Şimdi aynı durum Miğre Dağlarının doğusunda bulunan Özlüce (Meki), Yiğitli (İğbek), Yılmaz (Martın), Yakuphasan Köylerinin arazisini besleyen Meki ve Ova Çaylarının da akıbeti aynı oldu. Bu bölgeyi besleyen Meki ve Ova Çayı kurudu. Bataklık haline gelecek. Özlüce, Yiğitli, Yılmaz ve Yakuphasan köylerinde sulu tarım öldü. Bu bölge de suya hasret kaldı.
Özlüce ve Ovacık Köyü arasındaki dereden geçen Meki Çayı üzerinde yapılan Kavşakkaya Barajı’nın suları döşenen ishale hattı ile götürülüyor..

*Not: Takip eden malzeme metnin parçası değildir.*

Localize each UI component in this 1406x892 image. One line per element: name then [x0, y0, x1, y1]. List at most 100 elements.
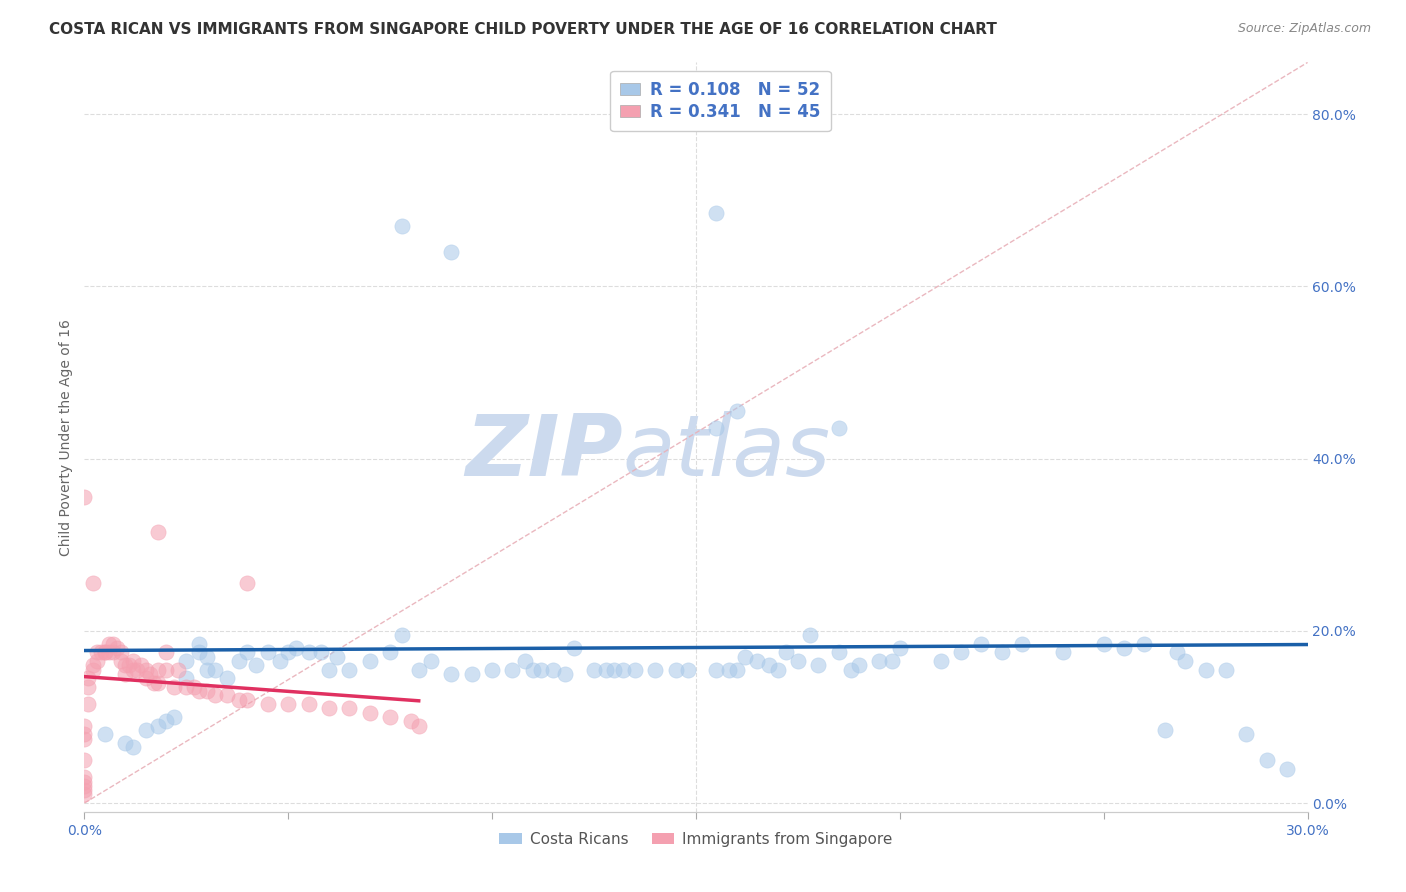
Point: [706, 206, 728, 220]
Point: [543, 663, 565, 677]
Point: [1133, 637, 1156, 651]
Point: [257, 645, 280, 659]
Point: [86, 645, 108, 659]
Point: [1011, 637, 1033, 651]
Point: [929, 654, 952, 668]
Point: [807, 658, 830, 673]
Point: [339, 663, 361, 677]
Point: [880, 654, 903, 668]
Y-axis label: Child Poverty Under the Age of 16: Child Poverty Under the Age of 16: [59, 318, 73, 556]
Point: [90, 645, 112, 659]
Point: [440, 667, 463, 681]
Point: [1052, 645, 1074, 659]
Point: [73, 779, 96, 793]
Point: [408, 718, 430, 732]
Point: [135, 663, 157, 677]
Point: [950, 645, 973, 659]
Point: [706, 421, 728, 435]
Point: [217, 671, 239, 685]
Point: [183, 680, 205, 694]
Point: [624, 663, 647, 677]
Point: [73, 727, 96, 741]
Point: [554, 667, 576, 681]
Point: [848, 658, 870, 673]
Point: [717, 663, 740, 677]
Point: [758, 658, 780, 673]
Point: [603, 663, 626, 677]
Point: [77, 697, 100, 711]
Point: [187, 645, 209, 659]
Point: [127, 663, 149, 677]
Point: [187, 684, 209, 698]
Point: [420, 654, 443, 668]
Point: [174, 671, 197, 685]
Point: [1174, 654, 1197, 668]
Point: [339, 701, 361, 715]
Point: [93, 727, 115, 741]
Point: [118, 658, 141, 673]
Point: [135, 723, 157, 737]
Point: [163, 710, 186, 724]
Point: [799, 628, 821, 642]
Point: [391, 628, 413, 642]
Point: [236, 645, 259, 659]
Point: [522, 663, 544, 677]
Point: [204, 663, 226, 677]
Point: [359, 706, 381, 720]
Point: [991, 645, 1014, 659]
Text: ZIP: ZIP: [465, 410, 623, 493]
Point: [318, 663, 340, 677]
Point: [277, 645, 299, 659]
Point: [1114, 641, 1136, 656]
Point: [82, 663, 104, 677]
Point: [595, 663, 617, 677]
Point: [146, 718, 169, 732]
Point: [408, 663, 430, 677]
Point: [775, 645, 797, 659]
Point: [676, 663, 699, 677]
Point: [77, 680, 100, 694]
Point: [583, 663, 606, 677]
Point: [195, 649, 218, 664]
Point: [77, 671, 100, 685]
Point: [1195, 663, 1218, 677]
Point: [970, 637, 993, 651]
Point: [155, 645, 177, 659]
Point: [562, 641, 585, 656]
Point: [725, 404, 748, 418]
Point: [73, 491, 96, 505]
Point: [530, 663, 553, 677]
Point: [217, 689, 239, 703]
Point: [174, 654, 197, 668]
Point: [82, 576, 104, 591]
Point: [285, 641, 308, 656]
Point: [481, 663, 503, 677]
Point: [440, 244, 463, 259]
Point: [73, 753, 96, 767]
Point: [298, 645, 321, 659]
Point: [163, 680, 186, 694]
Point: [155, 714, 177, 729]
Point: [73, 774, 96, 789]
Point: [787, 654, 810, 668]
Point: [73, 770, 96, 784]
Point: [1236, 727, 1258, 741]
Point: [269, 654, 291, 668]
Point: [135, 671, 157, 685]
Point: [399, 714, 422, 729]
Point: [146, 663, 169, 677]
Point: [73, 718, 96, 732]
Point: [318, 701, 340, 715]
Point: [502, 663, 524, 677]
Point: [97, 645, 120, 659]
Point: [828, 421, 851, 435]
Point: [142, 675, 165, 690]
Point: [839, 663, 862, 677]
Point: [245, 658, 267, 673]
Point: [725, 663, 748, 677]
Point: [828, 645, 851, 659]
Point: [359, 654, 381, 668]
Point: [228, 654, 250, 668]
Point: [665, 663, 688, 677]
Point: [122, 663, 145, 677]
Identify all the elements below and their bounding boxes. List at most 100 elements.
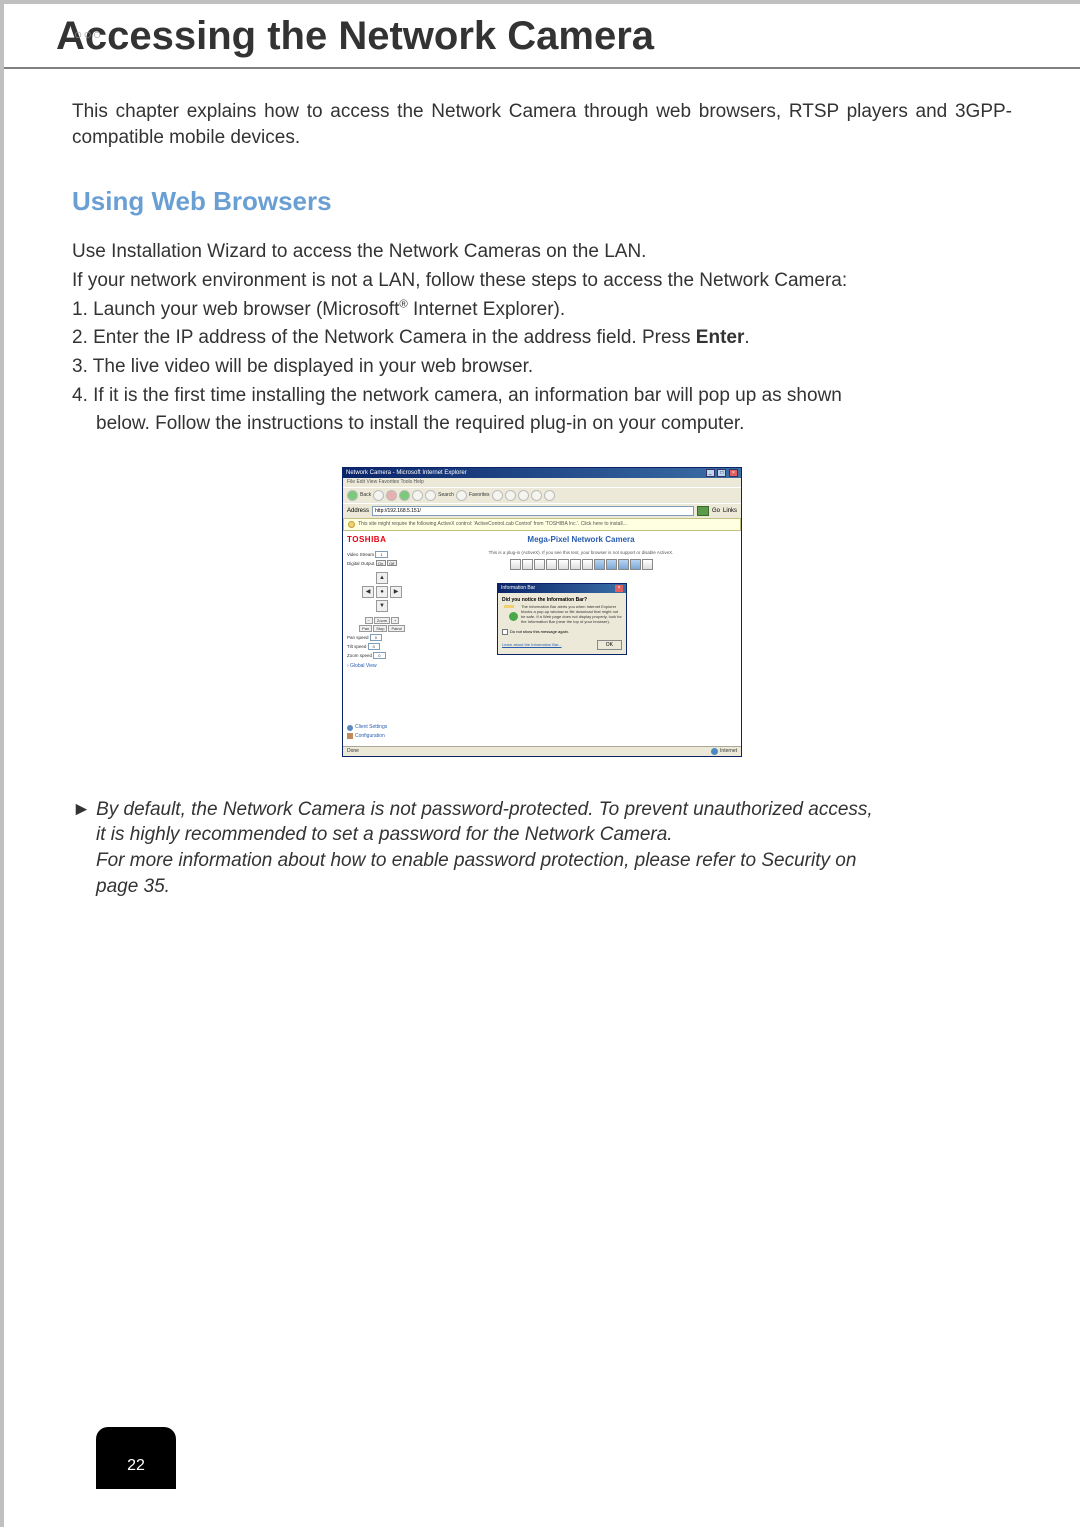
arrow-icon: ► [72, 799, 91, 820]
wrench-icon [347, 733, 353, 739]
ctrl-button[interactable] [594, 559, 605, 570]
intro-paragraph: This chapter explains how to access the … [72, 99, 1012, 150]
forward-icon[interactable] [373, 490, 384, 501]
ie-statusbar: Done Internet [343, 746, 741, 756]
ctrl-button[interactable] [522, 559, 533, 570]
history-icon[interactable] [492, 490, 503, 501]
camera-page-title: Mega-Pixel Network Camera [427, 535, 735, 546]
tilt-speed-select[interactable]: 0 [368, 643, 380, 650]
step-2: 2. Enter the IP address of the Network C… [72, 325, 1012, 351]
ie-content: TOSHIBA Video Stream 1 Digital Output On… [343, 531, 741, 746]
learn-more-link[interactable]: Learn about the Information Bar... [502, 642, 562, 647]
zoom-speed-select[interactable]: 0 [373, 652, 385, 659]
close-icon[interactable]: × [729, 469, 738, 477]
ctrl-button[interactable] [558, 559, 569, 570]
ok-button[interactable]: OK [597, 640, 622, 650]
video-stream-row: Video Stream 1 [347, 551, 417, 558]
screenshot-container: Network Camera - Microsoft Internet Expl… [72, 467, 1012, 757]
document-page: ○○○ Accessing the Network Camera This ch… [0, 0, 1080, 1527]
ie-address-bar: Address http://192.168.5.151/ Go Links [343, 503, 741, 518]
text: Internet Explorer). [408, 299, 565, 320]
configuration-link[interactable]: Configuration [347, 733, 387, 740]
ptz-right-button[interactable]: ▶ [390, 586, 402, 598]
zoom-speed-row: Zoom speed 0 [347, 652, 417, 659]
gear-icon [347, 725, 353, 731]
video-stream-label: Video Stream [347, 552, 374, 557]
dialog-text: The Information Bar alerts you when Inte… [521, 605, 622, 624]
decorative-bubbles: ○○○ [74, 26, 102, 42]
window-controls: _ □ × [705, 469, 738, 477]
dialog-checkbox-row: Do not show this message again. [502, 629, 622, 635]
go-button[interactable] [697, 506, 709, 516]
ptz-down-button[interactable]: ▼ [376, 600, 388, 612]
refresh-icon[interactable] [399, 490, 410, 501]
tilt-speed-row: Tilt speed 0 [347, 643, 417, 650]
pan-speed-select[interactable]: 0 [370, 634, 382, 641]
checkbox-label: Do not show this message again. [510, 629, 569, 634]
zoom-speed-label: Zoom speed [347, 653, 372, 658]
search-label: Search [438, 492, 454, 499]
ctrl-button[interactable] [546, 559, 557, 570]
discuss-icon[interactable] [544, 490, 555, 501]
print-icon[interactable] [518, 490, 529, 501]
stop-button[interactable]: Stop [373, 625, 387, 632]
favorites-icon[interactable] [456, 490, 467, 501]
ie-window: Network Camera - Microsoft Internet Expl… [342, 467, 742, 757]
global-view-link[interactable]: › Global View [347, 663, 417, 670]
step-1: 1. Launch your web browser (Microsoft® I… [72, 297, 1012, 323]
ctrl-button[interactable] [630, 559, 641, 570]
minimize-icon[interactable]: _ [706, 469, 715, 477]
instruction-line: Use Installation Wizard to access the Ne… [72, 239, 1012, 265]
page-title: Accessing the Network Camera [56, 14, 1060, 59]
ie-menubar[interactable]: File Edit View Favorites Tools Help [343, 478, 741, 487]
step-4-cont: below. Follow the instructions to instal… [72, 411, 1012, 437]
maximize-icon[interactable]: □ [717, 469, 726, 477]
pan-button[interactable]: Pan [359, 625, 372, 632]
dialog-titlebar: Information Bar × [498, 584, 626, 593]
ctrl-button[interactable] [534, 559, 545, 570]
zoom-in-button[interactable]: + [391, 617, 399, 624]
stop-icon[interactable] [386, 490, 397, 501]
patrol-button[interactable]: Patrol [388, 625, 404, 632]
ctrl-button[interactable] [606, 559, 617, 570]
back-icon[interactable] [347, 490, 358, 501]
address-input[interactable]: http://192.168.5.151/ [372, 506, 694, 516]
video-stream-select[interactable]: 1 [375, 551, 387, 558]
do-off-button[interactable]: Off [387, 560, 397, 566]
information-bar[interactable]: This site might require the following Ac… [343, 518, 741, 531]
digital-output-label: Digital Output [347, 561, 374, 566]
ctrl-button[interactable] [510, 559, 521, 570]
ctrl-button[interactable] [642, 559, 653, 570]
ptz-left-button[interactable]: ◀ [362, 586, 374, 598]
ie-toolbar: Back Search Favorites [343, 487, 741, 503]
note-line: page 35. [72, 874, 1012, 900]
ptz-up-button[interactable]: ▲ [376, 572, 388, 584]
status-right: Internet [711, 748, 737, 755]
note-block: ► By default, the Network Camera is not … [72, 797, 1012, 900]
registered-mark: ® [399, 298, 407, 310]
dialog-title-text: Information Bar [501, 585, 535, 592]
digital-output-row: Digital Output On Off [347, 560, 417, 567]
ctrl-button[interactable] [570, 559, 581, 570]
home-icon[interactable] [412, 490, 423, 501]
mail-icon[interactable] [505, 490, 516, 501]
dialog-close-icon[interactable]: × [615, 585, 623, 592]
client-settings-link[interactable]: Client Settings [347, 724, 387, 731]
ptz-home-button[interactable]: ● [376, 586, 388, 598]
text: 1. Launch your web browser (Microsoft [72, 299, 399, 320]
sub-heading: Using Web Browsers [72, 184, 1012, 219]
dialog-footer: Learn about the Information Bar... OK [502, 640, 622, 650]
enter-key-bold: Enter [696, 327, 745, 348]
search-icon[interactable] [425, 490, 436, 501]
pan-row: Pan Stop Patrol [347, 625, 417, 632]
checkbox[interactable] [502, 629, 508, 635]
do-on-button[interactable]: On [376, 560, 386, 566]
body-text: Use Installation Wizard to access the Ne… [72, 239, 1012, 436]
dialog-content-row: The Information Bar alerts you when Inte… [502, 605, 622, 624]
note-line: it is highly recommended to set a passwo… [72, 822, 1012, 848]
edit-icon[interactable] [531, 490, 542, 501]
zoom-out-button[interactable]: − [365, 617, 373, 624]
ctrl-button[interactable] [582, 559, 593, 570]
text: 2. Enter the IP address of the Network C… [72, 327, 696, 348]
ctrl-button[interactable] [618, 559, 629, 570]
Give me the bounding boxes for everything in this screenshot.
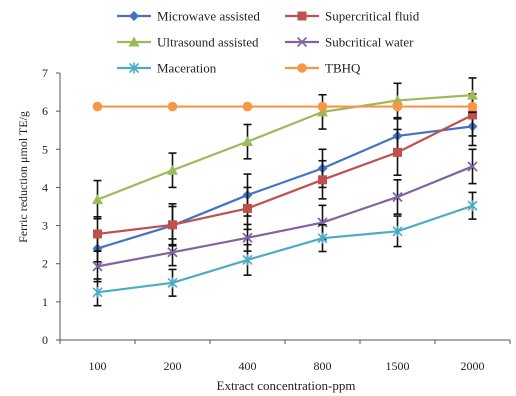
legend-label: TBHQ <box>325 61 361 76</box>
data-point <box>92 194 103 205</box>
x-tick-label: 800 <box>314 359 332 373</box>
series-microwave-assisted <box>92 106 478 263</box>
data-point <box>92 261 103 272</box>
series-line <box>97 204 473 294</box>
legend-label: Supercritical fluid <box>325 9 420 24</box>
y-tick-label: 0 <box>42 333 48 347</box>
data-point <box>243 203 252 213</box>
y-tick-label: 1 <box>42 295 48 309</box>
data-point <box>393 147 402 157</box>
data-point <box>92 286 103 298</box>
y-tick-label: 4 <box>42 180 48 194</box>
x-tick-label: 200 <box>164 359 182 373</box>
x-tick-label: 100 <box>89 359 107 373</box>
data-point <box>242 254 253 266</box>
legend-marker <box>297 63 307 73</box>
y-tick-label: 6 <box>42 104 48 118</box>
legend-item: Ultrasound assisted <box>117 35 259 50</box>
x-tick-label: 2000 <box>461 359 485 373</box>
legend-marker <box>297 11 307 21</box>
data-point <box>168 220 177 230</box>
data-point <box>167 247 178 258</box>
data-point <box>167 164 178 175</box>
data-point <box>167 277 178 289</box>
series-tbhq <box>92 101 478 112</box>
data-point <box>392 191 403 203</box>
y-tick-label: 2 <box>42 257 48 271</box>
series-line <box>97 165 473 268</box>
x-tick-label: 1500 <box>386 359 410 373</box>
series-ultrasound-assisted <box>92 77 478 220</box>
series-line <box>97 113 473 236</box>
data-point <box>467 200 478 212</box>
legend-item: Microwave assisted <box>117 9 260 24</box>
data-point <box>467 101 478 112</box>
data-point <box>318 175 327 185</box>
series-line <box>97 94 473 201</box>
series-subcritical-water <box>92 148 478 283</box>
legend-item: Supercritical fluid <box>285 9 420 24</box>
data-point <box>467 89 478 100</box>
series-supercritical-fluid <box>93 93 477 252</box>
data-point <box>92 101 103 112</box>
y-tick-label: 5 <box>42 142 48 156</box>
data-point <box>392 94 403 105</box>
x-tick-label: 400 <box>239 359 257 373</box>
legend-item: TBHQ <box>285 61 361 76</box>
y-tick-label: 7 <box>42 66 48 80</box>
series-maceration <box>92 191 478 307</box>
legend-label: Maceration <box>157 61 217 76</box>
data-point <box>392 101 403 112</box>
legend-label: Microwave assisted <box>157 9 260 24</box>
y-tick-label: 3 <box>42 219 48 233</box>
data-point <box>93 229 102 239</box>
legend-item: Subcritical water <box>285 35 414 50</box>
data-point <box>317 232 328 244</box>
legend-item: Maceration <box>117 61 217 76</box>
y-axis-label: Ferric reduction μmol TE/g <box>16 111 30 243</box>
chart-legend: Microwave assisted Supercritical fluid Ult… <box>117 9 420 76</box>
data-point <box>167 101 178 112</box>
data-point <box>467 161 478 172</box>
x-axis-label: Extract concentration-ppm <box>217 378 356 393</box>
series-line <box>97 125 473 250</box>
legend-marker <box>296 36 308 48</box>
legend-marker <box>129 11 139 21</box>
data-point <box>242 232 253 243</box>
legend-label: Subcritical water <box>325 35 414 50</box>
legend-marker <box>128 62 140 74</box>
legend-label: Ultrasound assisted <box>157 35 259 50</box>
data-point <box>242 101 253 112</box>
plot-area: 0 1 2 3 4 5 6 7 100 200 400 800 1500 2000 <box>42 66 511 373</box>
legend-marker <box>128 36 140 47</box>
data-point <box>317 101 328 112</box>
data-point <box>317 106 328 117</box>
data-point <box>242 136 253 147</box>
data-point <box>468 110 477 120</box>
data-point <box>392 225 403 237</box>
series-layer <box>92 77 478 307</box>
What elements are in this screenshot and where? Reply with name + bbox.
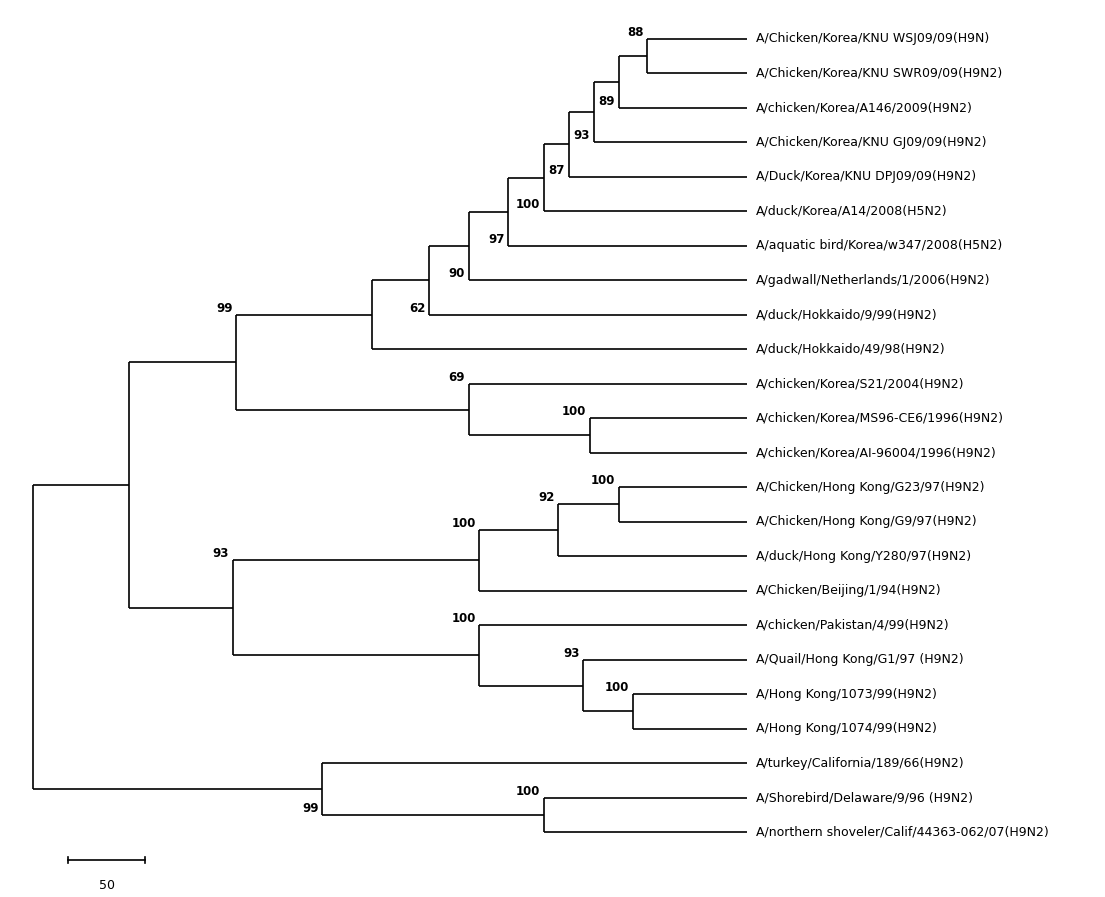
Text: A/duck/Hokkaido/9/99(H9N2): A/duck/Hokkaido/9/99(H9N2) — [756, 309, 937, 321]
Text: A/duck/Korea/A14/2008(H5N2): A/duck/Korea/A14/2008(H5N2) — [756, 205, 947, 218]
Text: 87: 87 — [549, 163, 565, 177]
Text: A/gadwall/Netherlands/1/2006(H9N2): A/gadwall/Netherlands/1/2006(H9N2) — [756, 274, 990, 287]
Text: 89: 89 — [599, 95, 615, 108]
Text: A/northern shoveler/Calif/44363-062/07(H9N2): A/northern shoveler/Calif/44363-062/07(H… — [756, 825, 1049, 839]
Text: A/Hong Kong/1074/99(H9N2): A/Hong Kong/1074/99(H9N2) — [756, 722, 937, 736]
Text: 100: 100 — [451, 518, 476, 530]
Text: A/chicken/Korea/S21/2004(H9N2): A/chicken/Korea/S21/2004(H9N2) — [756, 377, 965, 390]
Text: A/chicken/Korea/AI-96004/1996(H9N2): A/chicken/Korea/AI-96004/1996(H9N2) — [756, 446, 997, 459]
Text: 100: 100 — [451, 612, 476, 625]
Text: A/Chicken/Hong Kong/G23/97(H9N2): A/Chicken/Hong Kong/G23/97(H9N2) — [756, 481, 985, 493]
Text: 99: 99 — [302, 802, 318, 814]
Text: A/aquatic bird/Korea/w347/2008(H5N2): A/aquatic bird/Korea/w347/2008(H5N2) — [756, 239, 1002, 252]
Text: A/Duck/Korea/KNU DPJ09/09(H9N2): A/Duck/Korea/KNU DPJ09/09(H9N2) — [756, 170, 976, 183]
Text: 93: 93 — [564, 647, 579, 659]
Text: A/chicken/Korea/MS96-CE6/1996(H9N2): A/chicken/Korea/MS96-CE6/1996(H9N2) — [756, 412, 1003, 424]
Text: A/turkey/California/189/66(H9N2): A/turkey/California/189/66(H9N2) — [756, 757, 965, 770]
Text: 88: 88 — [628, 26, 644, 39]
Text: 97: 97 — [488, 232, 504, 246]
Text: A/Chicken/Korea/KNU GJ09/09(H9N2): A/Chicken/Korea/KNU GJ09/09(H9N2) — [756, 135, 987, 149]
Text: A/Hong Kong/1073/99(H9N2): A/Hong Kong/1073/99(H9N2) — [756, 688, 937, 701]
Text: A/chicken/Korea/A146/2009(H9N2): A/chicken/Korea/A146/2009(H9N2) — [756, 101, 972, 114]
Text: A/Quail/Hong Kong/G1/97 (H9N2): A/Quail/Hong Kong/G1/97 (H9N2) — [756, 653, 964, 666]
Text: 100: 100 — [516, 198, 540, 211]
Text: A/duck/Hong Kong/Y280/97(H9N2): A/duck/Hong Kong/Y280/97(H9N2) — [756, 550, 971, 562]
Text: A/Chicken/Korea/KNU SWR09/09(H9N2): A/Chicken/Korea/KNU SWR09/09(H9N2) — [756, 66, 1002, 80]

Çubuk İlçesinin binlerce yıllık hayat kaynağı olan iki akarsuyu Çubuk Çayı, Meki-Ova Çayı böylelikle ve çelik borular sebebiyle kurutulmuş oldu.
“Doğal olarak yerleşim bölgelerindeki su, dağ, taş, orman ve arazi bu bölge insanının kendi malı ve kaynağı olmuştur.”
Ama Çubuklular bu değerlerine sahip çıkamamıştır.
Temiz çevre ve doğal hayatın varlığı, insan, beden ve ruh sağlığının temel kaynağıdır.
Çubuk Çayı’nın suyu azat edilmelidir;
Çünkü; İlçemizdeki bu uygulama dünyanın hiçbir yerinde olmadığı gibi, çevre bilinci gelişmiş olan demokratik ülkelerde tabiat varlıkları ve doğal hayatın korunması anlayışı vazgeçilmez temel haklardandır.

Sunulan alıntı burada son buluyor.